Published: 07 Jan 2014 - 08:07 am | Last Updated: 28 Jan 2022 - 06:37 pm

ABU DHABI: War-torn Syria’s state wheat import deals surged to 2.4 million tonnes in 2013 from 550,000 a year earlier, the country’s General Establishment for Cereal Processing and Trade (Hoboob) said yesterday. 
Syria suffered its worst wheat harvest in nearly three decades in 2013 as war and sanctions continued to put pressure on the government to import food.  The imported wheat was mostly of Black Sea origin and deals were done outside the tender process and paid through unlocked funds in frozen Syrian international bank accounts, a source at Hoboob said. 
“Of the total quantity, 1.7 million tonnes arrived in Syria and the remaining quantity is on its way,” the source said.  Hoboob said in October it had struck deals with payment using frozen funds to import 500,000 tonnes of wheat from France and the Black Sea over the summer.  Although some traders were sceptical about the 2013 wheat import figure, others said the jump in imports was in line with the government’s drive to bolster imports given the record-low local harvest. 
“Syrian agriculture has been hugely disrupted by the fighting and this will have greatly increased their import requirements.

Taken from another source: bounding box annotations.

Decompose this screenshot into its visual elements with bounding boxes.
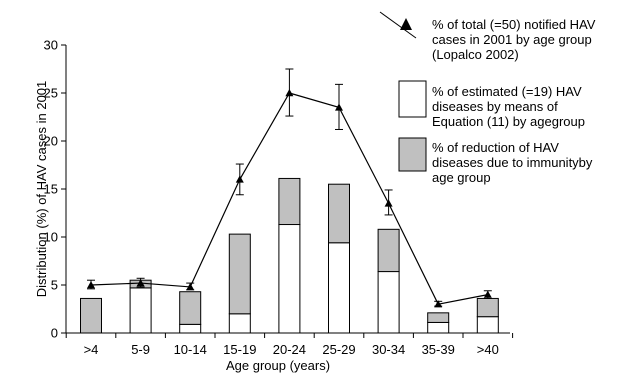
bars-layer: [80, 177, 499, 334]
x-ticks: >4 5-9 10-14 15-19 20-24 25-29 30-34 35-39 >40: [65, 333, 514, 357]
x-tick-label: 30-34: [372, 342, 405, 357]
y-tick-label: 25: [44, 86, 58, 101]
legend-label-line: % of estimated (=19) HAV: [432, 84, 582, 99]
triangle-marker: [235, 175, 244, 183]
bar-reduction: [228, 233, 251, 315]
legend-label: % of reduction of HAV diseases due to imm…: [432, 140, 593, 185]
y-tick-label: 10: [44, 230, 58, 245]
bar-estimated: [179, 323, 202, 334]
legend-line-symbol: [379, 11, 417, 39]
legend-triangle-symbol: [400, 18, 412, 30]
bar-reduction: [80, 297, 102, 334]
triangle-marker: [384, 199, 393, 207]
triangle-marker: [87, 281, 95, 289]
x-tick-label: 25-29: [322, 342, 355, 357]
x-tick-label: 20-24: [273, 342, 306, 357]
legend-label-line: cases in 2001 by age group: [432, 32, 592, 47]
y-tick-label: 20: [44, 134, 58, 149]
x-tick-label: >4: [84, 342, 99, 357]
bar-reduction: [179, 291, 202, 325]
bar-estimated: [278, 224, 301, 334]
bar-estimated: [476, 316, 499, 334]
legend-gray-box: [398, 137, 427, 172]
legend-label: % of estimated (=19) HAV diseases by mean…: [432, 84, 585, 129]
legend-label-line: (Lopalco 2002): [432, 47, 519, 62]
bar-estimated: [328, 242, 350, 334]
y-tick-label: 30: [44, 38, 58, 53]
triangle-marker: [434, 300, 443, 308]
triangle-marker: [335, 103, 343, 111]
notified-cases-markers: [87, 89, 492, 308]
legend-label-line: age group: [432, 170, 491, 185]
bar-reduction: [377, 228, 400, 273]
x-tick-label: 35-39: [422, 342, 455, 357]
bar-estimated: [129, 287, 152, 334]
legend-label: % of total (=50) notified HAV cases in 20…: [432, 17, 596, 62]
legend-white-box: [398, 80, 427, 118]
x-tick-label: 15-19: [223, 342, 256, 357]
legend-label-line: diseases by means of: [432, 99, 558, 114]
legend-label-line: diseases due to immunityby: [432, 155, 593, 170]
bar-reduction: [476, 297, 499, 318]
bar-estimated: [377, 271, 400, 334]
bar-estimated: [228, 313, 251, 334]
triangle-marker: [285, 89, 294, 97]
y-ticks: 0 5 10 15 20 25 30: [44, 38, 66, 341]
x-tick-label: >40: [477, 342, 499, 357]
triangle-marker: [483, 290, 492, 298]
y-tick-label: 0: [51, 326, 58, 341]
x-tick-label: 10-14: [174, 342, 207, 357]
bar-reduction: [427, 312, 450, 323]
bar-reduction: [328, 183, 350, 244]
legend-label-line: % of reduction of HAV: [432, 140, 559, 155]
y-tick-label: 5: [51, 278, 58, 293]
x-axis-title: Age group (years): [226, 358, 330, 373]
triangle-marker: [186, 282, 195, 291]
y-axis-title: Distribution (%) of HAV cases in 2001: [34, 81, 49, 298]
legend-label-line: % of total (=50) notified HAV: [432, 17, 596, 32]
bar-reduction: [278, 177, 301, 226]
y-tick-label: 15: [44, 182, 58, 197]
legend: % of total (=50) notified HAV cases in 20…: [379, 11, 596, 185]
triangle-marker: [136, 279, 145, 287]
x-tick-label: 5-9: [131, 342, 150, 357]
legend-label-line: Equation (11) by agegroup: [432, 114, 585, 129]
bar-estimated: [427, 321, 450, 334]
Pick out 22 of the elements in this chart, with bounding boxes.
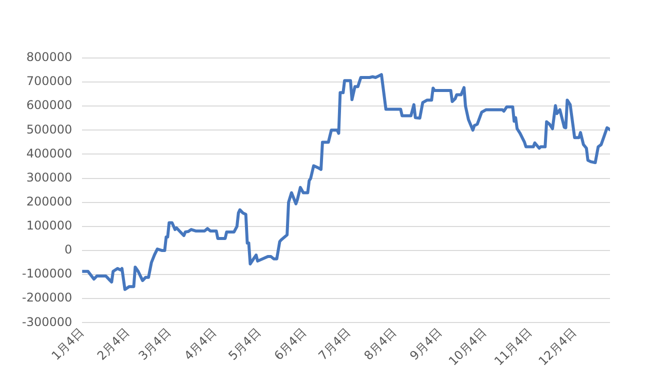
x-tick-label: 5月4日 — [226, 325, 264, 363]
y-tick-label: 100000 — [26, 218, 72, 233]
x-tick-label: 10月4日 — [446, 325, 489, 368]
x-tick-label: 12月4日 — [536, 325, 579, 368]
y-tick-label: -100000 — [22, 266, 72, 281]
x-tick-label: 6月4日 — [271, 325, 310, 363]
x-tick-label: 4月4日 — [181, 325, 220, 363]
y-tick-label: 0 — [64, 242, 72, 257]
y-tick-label: -200000 — [22, 290, 72, 305]
x-tick-label: 11月4日 — [492, 325, 535, 368]
y-tick-label: 700000 — [26, 74, 72, 88]
y-tick-label: 800000 — [26, 50, 72, 64]
y-tick-label: 600000 — [26, 98, 72, 112]
x-tick-label: 9月4日 — [407, 325, 445, 363]
x-tick-label: 7月4日 — [316, 325, 354, 363]
x-tick-label: 2月4日 — [94, 325, 132, 363]
x-tick-label: 3月4日 — [136, 325, 174, 363]
y-tick-label: 500000 — [26, 122, 72, 136]
y-tick-label: 200000 — [26, 194, 72, 208]
y-tick-label: 300000 — [26, 170, 72, 184]
y-tick-label: 400000 — [26, 146, 72, 160]
x-tick-label: 8月4日 — [361, 325, 400, 363]
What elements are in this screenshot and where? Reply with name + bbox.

Importing has also been concentrated in state hands as private buyers have been kept out of the market by sanctions,” he said. 
Estimates collated by Reuters from local traders in July suggested the local harvest could have been as low as 1.5 million tonnes. Sanctions imposed by the EU, the US and other countries on President Bashar Al Assad’s government do not apply to food but the financing freeze has hindered Syria’s ability to seal import deals.
Syria started asking to pay for its food by freeing some of its frozen assets in international banks in mid-2013 but some international traders said the payment method was not attractive as the seller bore the burden of obtaining the necessary approvals to unlock the funds.